Les infractions d’omission :

Le plus souvent, la définition de l’infraction incrimine un comportement actif : tuer une personne (art. 111-114, 117 CP), blesser une personne (art. 122, 123, 125 CP), soustraire une chose (art. 139 CP) ou encore induire en erreur (art. 146 CP). On parle à ce propos d’infraction de commission. L’auteur viole en fait une norme prohibitive (interdiction) par une action. Il y a cependant des cas, plutôt exceptionnels, où le comportement incriminé est en réalité un comportement passif, une omission. Tel est par exemple le cas à l’article 128 CP (omission de prêter secours), à l’article 217 CP (omission de régler une pension alimentaire) ou encore à l’article 174 I LFID (omission de remettre une déclaration d’impôts aux organes chargés de percevoir l’impôt fédéral direct). Dans tous les cas précédemment cités, l’omission figure en tant que telle dans la définition de l’infraction. Il s’agit d’infractions d’omission proprement dits. L’auteur viole une norme contraignante qui fait intervenir un élément social et éthique qui impose à chacun d’agir. L’omission est donc un renforcement pénal du devoir social. L’auteur d’une omission n’use pas de la possibilité d’intervenir et laisse les événements se développer. On peut citer l’exemple d’une personne qui, par accident, en blesse une autre et s’abstient de l’emmener aux urgences ou d’appeler un médecin (art. 128 CP).

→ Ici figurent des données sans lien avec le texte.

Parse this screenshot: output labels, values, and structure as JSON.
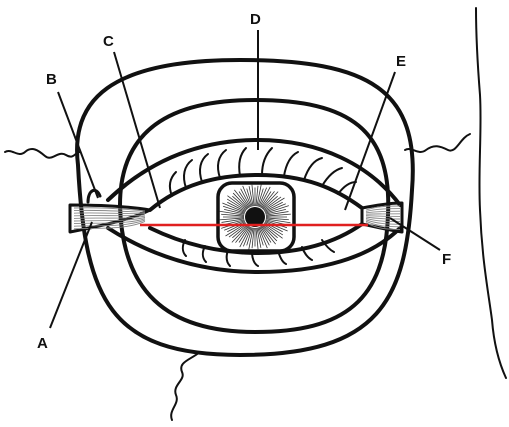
{
  "labels": {
    "A": "A",
    "B": "B",
    "C": "C",
    "D": "D",
    "E": "E",
    "F": "F"
  },
  "colors": {
    "ink": "#111111",
    "axis_line": "#e02020",
    "background": "#ffffff"
  }
}
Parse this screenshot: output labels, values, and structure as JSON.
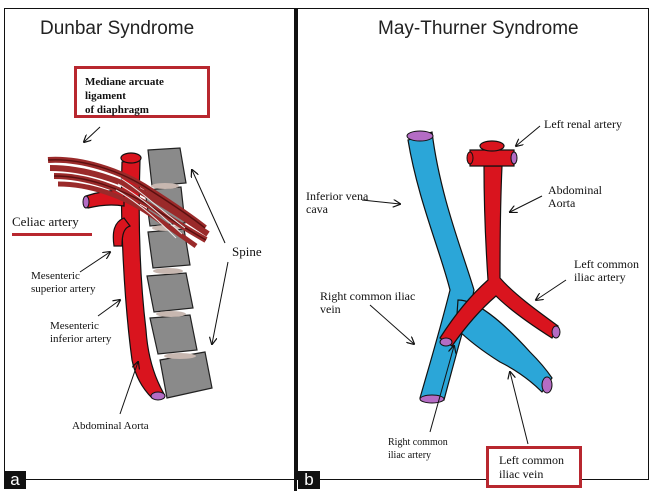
{
  "panel_a": {
    "title": "Dunbar Syndrome",
    "letter": "a",
    "boxed_label": "Mediane arcuate ligament\nof diaphragm",
    "celiac_label": "Celiac artery",
    "spine_label": "Spine",
    "mesenteric_superior_label": "Mesenteric\nsuperior artery",
    "mesenteric_inferior_label": "Mesenteric\ninferior artery",
    "aorta_label": "Abdominal Aorta"
  },
  "panel_b": {
    "title": "May-Thurner Syndrome",
    "letter": "b",
    "left_renal_label": "Left renal artery",
    "ivc_label": "Inferior vena\ncava",
    "aorta_label": "Abdominal\nAorta",
    "left_common_iliac_artery_label": "Left common\niliac artery",
    "right_common_iliac_vein_label": "Right common iliac\nvein",
    "right_common_iliac_artery_label": "Right common\niliac artery",
    "boxed_label": "Left common\niliac vein"
  },
  "colors": {
    "artery": "#d9141e",
    "vein": "#2ba6d8",
    "vertebra": "#8a8a8a",
    "ligament": "#9a2a2a",
    "box_border": "#b8272f",
    "vessel_end": "#b46cc4"
  }
}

En général, l’auteur d’une infraction d’omission propre peut être n’importe qui. Il existe toutefois des cas d’infraction d’omission propre spéciale. Seuls les médecins peuvent commettre la contravention réprimée à l’article 120 II CP (défaut d’avis en cas d’interruption de grossesse). De même, seul celui qui abandonne une personne hors de se protéger elle-même en ayant la garde ou le devoir de veiller sur elle sera punissable (art. 127 CP). De plus, il suffit pour que l’infraction soit consommée que l’auteur s’abstienne d’exécuter le comportement commandé, la présence d’un préjudice matérielle n’est donc pas nécessaire. Il s’agit donc d’infraction de pure activité, punissant une désobéissance qui se réalise par le simple fait de ne pas accomplir le comportement attendu par l’ordre juridique. Cela suppose également que si l’auteur, malgré des efforts indispensables, ne parvient pas à écarter ou à diminuer le risque, il ne sera pas rendu responsable d’omission intentionnelle. Selon les circonstances, il faudra par contre contrôler s’il ne doit pas répondre à titre de négligence. Enfin, il est indispensable de considérer les circonstances du cas pour juger si la personne pouvait raisonnablement intervenir. Celle-ci devait posséder les capacités physiques et psychiques pour agir conformément au droit. Ainsi, il est impossible de retenir l’omission de prêter secours à une personne en train de se noyer ne peut être retenue à l’encontre de celui qui ne sait pas nager et qui n’a pas d’autres moyens pour intervenir (nul tiers en présence et aucun moyen d’aide indirecte). Il en va de même pour un conducteur qui, bien qu’il soit à l’origine d’un accident, est dans un état nerveux tel, qu’il ne peut porter secours aux blessés.